Artown is a culture festival, hosted in Reno, Nevada on a yearly basis which started in 1996. During the years it has hosted many famous artists like Mikhail Baryshnikov, Marcel Marceau and others.

== History ==
In 1996, a group of business and arts executives in the Reno, Nevada (United States) Arts and Culture Commission developed a plan to use the arts to improve the city's self-image and give locals a reason to visit downtown. The idea was to highlight the community's cultural depth, ignite civic pride, and channel the economic and cultural rebirth of the city. Later that year, over three weeks in July, the first Uptown Downtown Artown festival took place. More than 30,000 people attended.

In the years since, Artown has grown into what the National Endowment for the Arts calls one of the most comprehensive festivals in the country, with more than 100 organizations and businesses offering about 350 visual, performing, and humanities events in 100 locations citywide, during the entire month of July. Approximately 350,000 people experience the festival annually.

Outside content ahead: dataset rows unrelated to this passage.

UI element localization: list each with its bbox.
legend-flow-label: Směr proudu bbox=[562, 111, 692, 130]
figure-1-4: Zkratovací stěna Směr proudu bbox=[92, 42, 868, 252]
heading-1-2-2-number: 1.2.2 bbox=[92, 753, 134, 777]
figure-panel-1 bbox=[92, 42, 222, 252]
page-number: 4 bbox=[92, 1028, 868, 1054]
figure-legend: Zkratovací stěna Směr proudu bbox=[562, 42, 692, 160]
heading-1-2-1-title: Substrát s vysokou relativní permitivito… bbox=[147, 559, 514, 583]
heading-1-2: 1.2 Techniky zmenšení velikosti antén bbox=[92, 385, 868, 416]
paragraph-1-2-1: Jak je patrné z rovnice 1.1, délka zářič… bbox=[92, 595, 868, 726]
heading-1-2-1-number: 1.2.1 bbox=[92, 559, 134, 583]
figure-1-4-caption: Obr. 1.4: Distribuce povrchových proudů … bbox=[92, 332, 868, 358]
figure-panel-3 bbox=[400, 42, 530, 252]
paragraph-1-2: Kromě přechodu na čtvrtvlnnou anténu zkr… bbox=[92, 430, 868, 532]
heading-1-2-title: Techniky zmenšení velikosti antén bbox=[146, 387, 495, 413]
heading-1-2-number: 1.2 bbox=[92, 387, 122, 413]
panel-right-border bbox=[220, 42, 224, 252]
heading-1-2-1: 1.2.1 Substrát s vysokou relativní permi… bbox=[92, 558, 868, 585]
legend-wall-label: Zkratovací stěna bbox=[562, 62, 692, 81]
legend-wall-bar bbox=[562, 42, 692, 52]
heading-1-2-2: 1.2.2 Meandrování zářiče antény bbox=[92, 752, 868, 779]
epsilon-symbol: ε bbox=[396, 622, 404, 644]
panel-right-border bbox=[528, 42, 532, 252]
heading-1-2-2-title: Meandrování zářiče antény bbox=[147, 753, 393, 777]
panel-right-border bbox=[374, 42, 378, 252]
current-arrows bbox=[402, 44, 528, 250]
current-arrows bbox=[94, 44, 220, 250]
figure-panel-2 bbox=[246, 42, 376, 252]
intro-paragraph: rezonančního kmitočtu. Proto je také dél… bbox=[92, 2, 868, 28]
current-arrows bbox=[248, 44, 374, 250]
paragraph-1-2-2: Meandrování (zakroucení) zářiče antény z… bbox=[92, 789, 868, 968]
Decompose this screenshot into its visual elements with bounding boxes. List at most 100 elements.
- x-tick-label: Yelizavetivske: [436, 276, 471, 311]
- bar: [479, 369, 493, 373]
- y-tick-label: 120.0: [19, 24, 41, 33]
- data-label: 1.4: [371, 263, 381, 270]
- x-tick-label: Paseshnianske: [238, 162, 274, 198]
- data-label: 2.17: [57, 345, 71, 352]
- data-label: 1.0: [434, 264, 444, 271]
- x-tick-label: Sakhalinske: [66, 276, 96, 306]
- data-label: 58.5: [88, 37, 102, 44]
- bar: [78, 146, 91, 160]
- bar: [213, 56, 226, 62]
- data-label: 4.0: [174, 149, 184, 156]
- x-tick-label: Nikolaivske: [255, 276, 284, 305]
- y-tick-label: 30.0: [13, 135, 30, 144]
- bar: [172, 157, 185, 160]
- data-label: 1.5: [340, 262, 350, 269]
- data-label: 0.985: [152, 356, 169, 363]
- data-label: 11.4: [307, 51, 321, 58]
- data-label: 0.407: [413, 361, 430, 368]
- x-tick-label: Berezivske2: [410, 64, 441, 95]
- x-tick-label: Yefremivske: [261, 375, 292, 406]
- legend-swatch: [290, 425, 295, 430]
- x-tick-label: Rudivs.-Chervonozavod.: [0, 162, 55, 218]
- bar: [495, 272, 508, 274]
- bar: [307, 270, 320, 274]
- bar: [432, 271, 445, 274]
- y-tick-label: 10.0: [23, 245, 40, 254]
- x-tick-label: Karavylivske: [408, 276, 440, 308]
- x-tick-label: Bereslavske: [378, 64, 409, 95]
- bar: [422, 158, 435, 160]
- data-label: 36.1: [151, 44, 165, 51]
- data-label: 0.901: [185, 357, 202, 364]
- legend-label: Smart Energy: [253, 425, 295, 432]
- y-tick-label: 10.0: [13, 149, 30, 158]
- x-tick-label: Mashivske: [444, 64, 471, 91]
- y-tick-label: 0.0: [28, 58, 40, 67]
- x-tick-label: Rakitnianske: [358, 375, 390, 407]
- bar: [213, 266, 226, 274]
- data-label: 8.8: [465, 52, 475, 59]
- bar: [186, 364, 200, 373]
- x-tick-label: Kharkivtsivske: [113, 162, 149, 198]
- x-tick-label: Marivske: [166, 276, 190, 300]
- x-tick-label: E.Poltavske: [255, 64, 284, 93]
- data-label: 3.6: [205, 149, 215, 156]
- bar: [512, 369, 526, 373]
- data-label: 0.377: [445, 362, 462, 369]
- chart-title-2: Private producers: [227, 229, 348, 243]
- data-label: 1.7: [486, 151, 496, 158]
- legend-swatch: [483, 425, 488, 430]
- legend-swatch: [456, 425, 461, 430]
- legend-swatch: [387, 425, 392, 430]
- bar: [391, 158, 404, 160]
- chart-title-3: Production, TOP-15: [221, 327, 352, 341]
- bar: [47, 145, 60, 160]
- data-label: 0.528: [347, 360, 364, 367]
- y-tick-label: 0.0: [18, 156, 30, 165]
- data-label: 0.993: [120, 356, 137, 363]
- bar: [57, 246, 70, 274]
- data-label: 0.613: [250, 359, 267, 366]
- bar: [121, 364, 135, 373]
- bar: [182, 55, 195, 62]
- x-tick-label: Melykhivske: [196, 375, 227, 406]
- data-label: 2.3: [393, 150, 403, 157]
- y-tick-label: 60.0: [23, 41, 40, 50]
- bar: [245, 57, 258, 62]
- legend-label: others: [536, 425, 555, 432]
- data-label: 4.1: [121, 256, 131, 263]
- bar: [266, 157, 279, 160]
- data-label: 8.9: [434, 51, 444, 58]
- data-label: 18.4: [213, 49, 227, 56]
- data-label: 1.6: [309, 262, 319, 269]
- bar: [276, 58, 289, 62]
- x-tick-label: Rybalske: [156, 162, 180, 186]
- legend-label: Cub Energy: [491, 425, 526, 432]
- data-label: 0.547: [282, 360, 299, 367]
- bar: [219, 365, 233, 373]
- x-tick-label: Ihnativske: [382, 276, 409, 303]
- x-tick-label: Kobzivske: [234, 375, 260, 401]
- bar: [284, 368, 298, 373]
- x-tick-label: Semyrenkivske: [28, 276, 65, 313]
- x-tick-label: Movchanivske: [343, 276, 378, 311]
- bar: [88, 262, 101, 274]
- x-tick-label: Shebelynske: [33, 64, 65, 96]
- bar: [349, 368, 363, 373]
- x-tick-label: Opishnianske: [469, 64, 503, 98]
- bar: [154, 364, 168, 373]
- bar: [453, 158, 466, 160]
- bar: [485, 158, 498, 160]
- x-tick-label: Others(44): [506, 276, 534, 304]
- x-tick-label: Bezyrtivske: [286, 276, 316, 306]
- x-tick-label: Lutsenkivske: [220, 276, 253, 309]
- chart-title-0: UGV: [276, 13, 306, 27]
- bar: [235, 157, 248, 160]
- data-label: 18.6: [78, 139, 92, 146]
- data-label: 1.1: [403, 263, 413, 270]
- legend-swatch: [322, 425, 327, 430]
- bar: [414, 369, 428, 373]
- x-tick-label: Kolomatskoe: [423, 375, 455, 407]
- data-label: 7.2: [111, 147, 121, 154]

Artown has welcomed such artists as Mikhail Baryshnikov, Marcel Marceau, Jazz at Lincoln Center Orchestra with Wynton Marsalis, Project Bandaloop, the American Ballet Theatre and Harlem Gospel Choir. The festival events include Discover the Arts, a hands-on arts program drawing more than 3,400 children annually; Movies in the Park, an outdoor screening of films; Monday Night Family Series, featuring kid-friendly performances from marionettes to music; and, the World Music Series, bringing musical entertainment from around the globe including David Krakauer's Klezmer Madness, Mariachi Sol de Mexico and San Jose Taiko. Artown incorporates exhibits from area galleries including the Nevada Museum of Art and hosts events such as Artown After Dark.